Opinion
No. 2095 1430/03.
November 20, 2007.
Judgment, Supreme Court, New York County (Carol Berkman, J), rendered June 18, 2004, convicting defendant, after a jury trial, of enterprise corruption, conspiracy in the fourth degree, burglary in the second degree, grand larceny in the second degree, criminal possession of stolen property in the second degree, and two counts of perjury in the first degree, and sentencing him, as a persistent felony offender, to concurrent terms of 25 years to life, unanimously affirmed.
David Samel, New York, for appellant.
Trevers Jackson, appellant pro se.
Robert M. Morgenthau, District Attorney, New York (Tracy L. Conn of counsel), for respondent.
Before: Tom, J.P., Mazzarelli, Saxe, Nardelli and Kavanagh, JJ.
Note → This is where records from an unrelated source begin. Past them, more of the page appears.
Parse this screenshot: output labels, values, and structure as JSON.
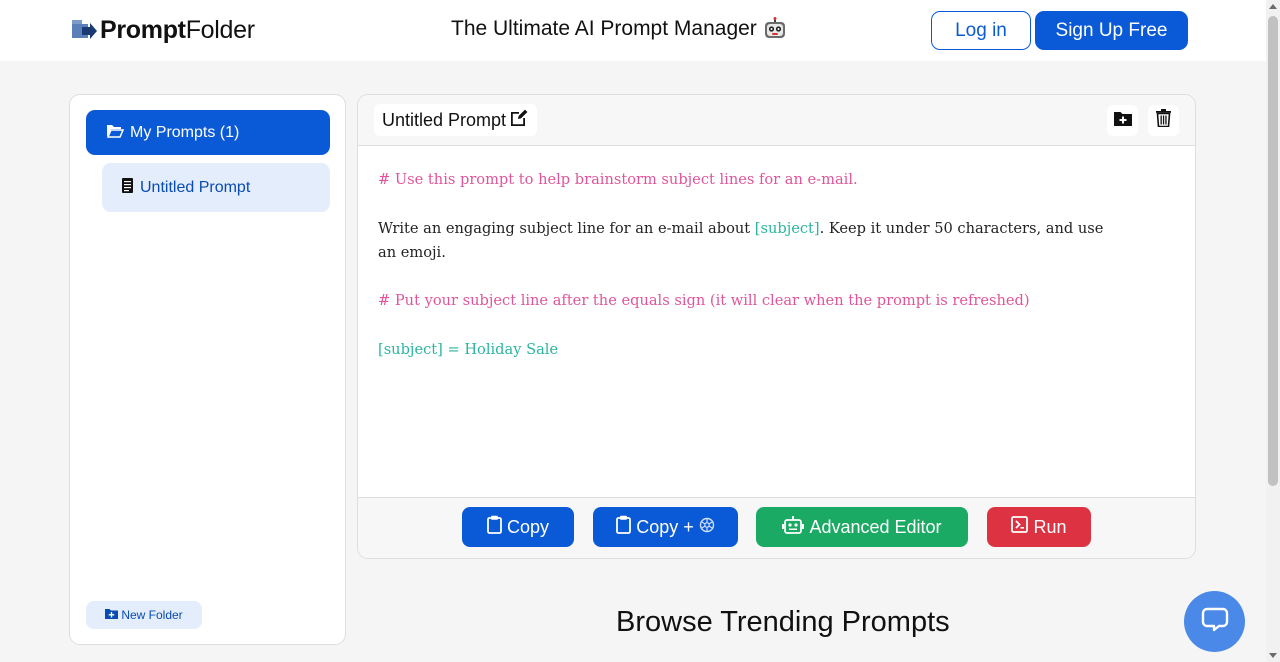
{
  "header": {
    "logo_bold": "Prompt",
    "logo_regular": "Folder",
    "tagline": "The Ultimate AI Prompt Manager",
    "login_label": "Log in",
    "signup_label": "Sign Up Free"
  },
  "sidebar": {
    "folder_label": "My Prompts (1)",
    "items": [
      {
        "label": "Untitled Prompt"
      }
    ],
    "new_folder_label": "New Folder"
  },
  "editor": {
    "title": "Untitled Prompt",
    "line1": "# Use this prompt to help brainstorm subject lines for an e-mail.",
    "line2a": "Write an engaging subject line for an e-mail about ",
    "line2var": "[subject]",
    "line2b": ". Keep it under 50 characters, and use",
    "line3": "an emoji.",
    "line4": "# Put your subject line after the equals sign (it will clear when the prompt is refreshed)",
    "line5": "[subject] = Holiday Sale",
    "actions": {
      "copy": "Copy",
      "copy_plus": "Copy +",
      "advanced": "Advanced Editor",
      "run": "Run"
    }
  },
  "section": {
    "trending_title": "Browse Trending Prompts"
  },
  "colors": {
    "primary": "#0a5ad7",
    "green": "#1aaa63",
    "red": "#dc3242",
    "comment": "#e0559a",
    "variable": "#2bb5a0"
  }
}
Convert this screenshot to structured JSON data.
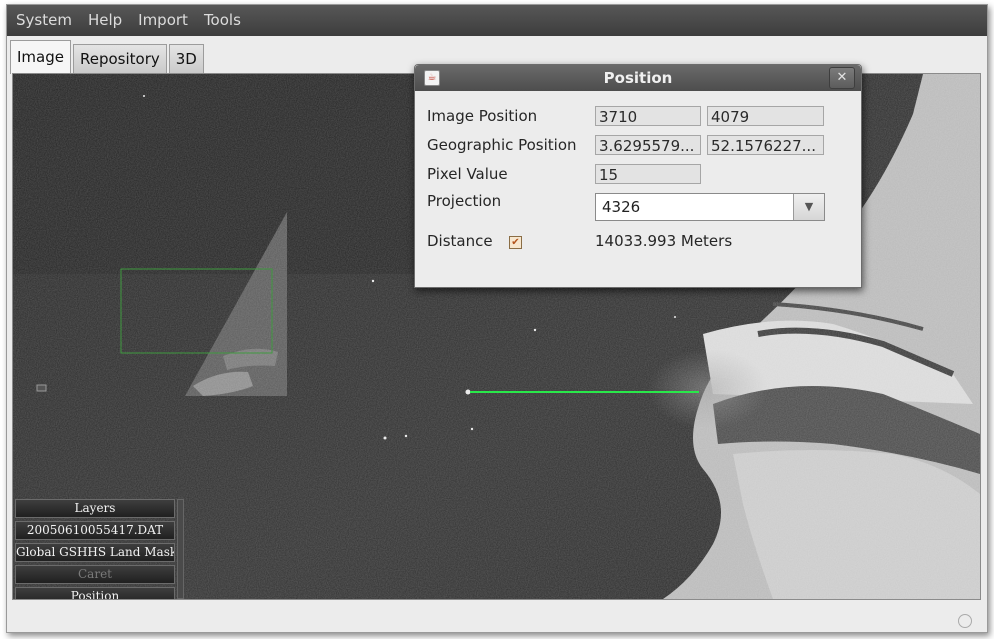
{
  "menubar": {
    "items": [
      "System",
      "Help",
      "Import",
      "Tools"
    ]
  },
  "tabs": [
    {
      "label": "Image",
      "active": true
    },
    {
      "label": "Repository",
      "active": false
    },
    {
      "label": "3D",
      "active": false
    }
  ],
  "layers": {
    "items": [
      {
        "label": "Layers",
        "enabled": true
      },
      {
        "label": "20050610055417.DAT",
        "enabled": true
      },
      {
        "label": "Global GSHHS Land Mask",
        "enabled": true
      },
      {
        "label": "Caret",
        "enabled": false
      },
      {
        "label": "Position",
        "enabled": true
      }
    ]
  },
  "dialog": {
    "title": "Position",
    "close_glyph": "✕",
    "icon": "java-cup-icon",
    "image_position": {
      "label": "Image Position",
      "x": "3710",
      "y": "4079"
    },
    "geo_position": {
      "label": "Geographic Position",
      "lon": "3.6295579...",
      "lat": "52.1576227..."
    },
    "pixel_value": {
      "label": "Pixel Value",
      "value": "15"
    },
    "projection": {
      "label": "Projection",
      "value": "4326",
      "arrow": "▼"
    },
    "distance": {
      "label": "Distance",
      "checked": true,
      "check_glyph": "✔",
      "value": "14033.993 Meters"
    }
  },
  "colors": {
    "measure_line": "#29e84a",
    "selection_box": "#3f9a3f",
    "menubar": "#4a4a4a",
    "dialog_bg": "#ececec"
  }
}
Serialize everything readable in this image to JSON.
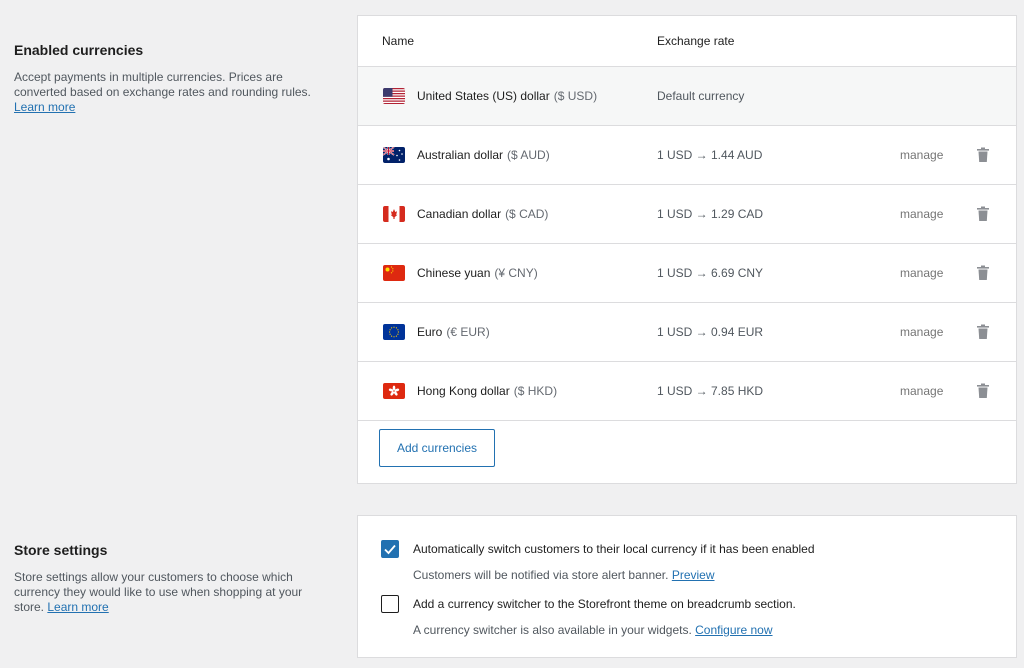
{
  "enabled_currencies": {
    "title": "Enabled currencies",
    "description": "Accept payments in multiple currencies. Prices are converted based on exchange rates and rounding rules.",
    "learn_more": "Learn more",
    "table": {
      "col_name": "Name",
      "col_rate": "Exchange rate",
      "rows": [
        {
          "flag": "us-flag-icon",
          "name": "United States (US) dollar",
          "code": "($ USD)",
          "rate": "Default currency",
          "manage": "",
          "default": true
        },
        {
          "flag": "au-flag-icon",
          "name": "Australian dollar",
          "code": "($ AUD)",
          "rate": "1 USD → 1.44 AUD",
          "manage": "manage"
        },
        {
          "flag": "ca-flag-icon",
          "name": "Canadian dollar",
          "code": "($ CAD)",
          "rate": "1 USD → 1.29 CAD",
          "manage": "manage"
        },
        {
          "flag": "cn-flag-icon",
          "name": "Chinese yuan",
          "code": "(¥ CNY)",
          "rate": "1 USD → 6.69 CNY",
          "manage": "manage"
        },
        {
          "flag": "eu-flag-icon",
          "name": "Euro",
          "code": "(€ EUR)",
          "rate": "1 USD → 0.94 EUR",
          "manage": "manage"
        },
        {
          "flag": "hk-flag-icon",
          "name": "Hong Kong dollar",
          "code": "($ HKD)",
          "rate": "1 USD → 7.85 HKD",
          "manage": "manage"
        }
      ]
    },
    "add_button": "Add currencies"
  },
  "store_settings": {
    "title": "Store settings",
    "description": "Store settings allow your customers to choose which currency they would like to use when shopping at your store.",
    "learn_more": "Learn more",
    "options": [
      {
        "label": "Automatically switch customers to their local currency if it has been enabled",
        "help": "Customers will be notified via store alert banner.",
        "link": "Preview",
        "checked": true
      },
      {
        "label": "Add a currency switcher to the Storefront theme on breadcrumb section.",
        "help": "A currency switcher is also available in your widgets.",
        "link": "Configure now",
        "checked": false
      }
    ]
  },
  "colors": {
    "accent": "#2271b1",
    "background": "#f0f0f1",
    "border": "#dcdcde"
  }
}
The court properly modified its Sandoval ruling to permit the People to inquire about three prior burglaries committed by defendant, when defendant's testimony misleadingly implied that he was a naive novice at the time a codefendant had propositioned him to be a lookout in a burglary that the prosecutor had inquired into under the original Sandoval ruling ( see People v Salvadon, 11 AD3d 334, lv denied 4 NY3d 767; People v Nieves, 282 AD2d 342). In any event, were we to find that the court erred by making this modification, we would find the error harmless in light of the overwhelming evidence of defendant's guilt ( see People v Crimmins, 36 NY2d 230, 240-242).
The court properly permitted the prosecutor to impeach defendant's trial testimony by means of portions of his grand jury testimony, including significant omissions, since the circumstances were such as to raise a jury question as to whether there was an inconsistency ( see People v Bruno, 34 AD3d 220, lv denied 8 NY3d 878; People v Montalvo, 285 AD2d 384, lv denied 96 NY2d 941; compare People v Bornholdt, 33 NY2d 75, 88, cert denied sub nom. Victory v New York, 416 US 905). Defendant was free to argue that there was no inconsistency, and were we to find any error we would once again find it harmless.
The court properly admitted evidence that a jointly tried co-defendant had threatened a witness during the trial. Such evidence was "highly probative" of that codefendant's consciousness of guilt ( People v Rosario, 309 AD2d 537, 538, lv denied 1 NY3d 579), and the court's thorough instructions were sufficient to prevent any prejudice to defendant. The court also properly denied defendant's severance motion.
We perceive no basis for reducing the sentence. Defendant's sentencing as a discretionary persistent felony offender was constitutional ( see People v Rivera, 5 NY3d 61, cert denied 546 US 984).
The verdict was based on legally sufficient evidence and was not against the weight of the evidence. Defendant's remaining pro se argument is unpreserved and we decline to review it in the interest of justice. Were we to review this claim, we would find it without merit.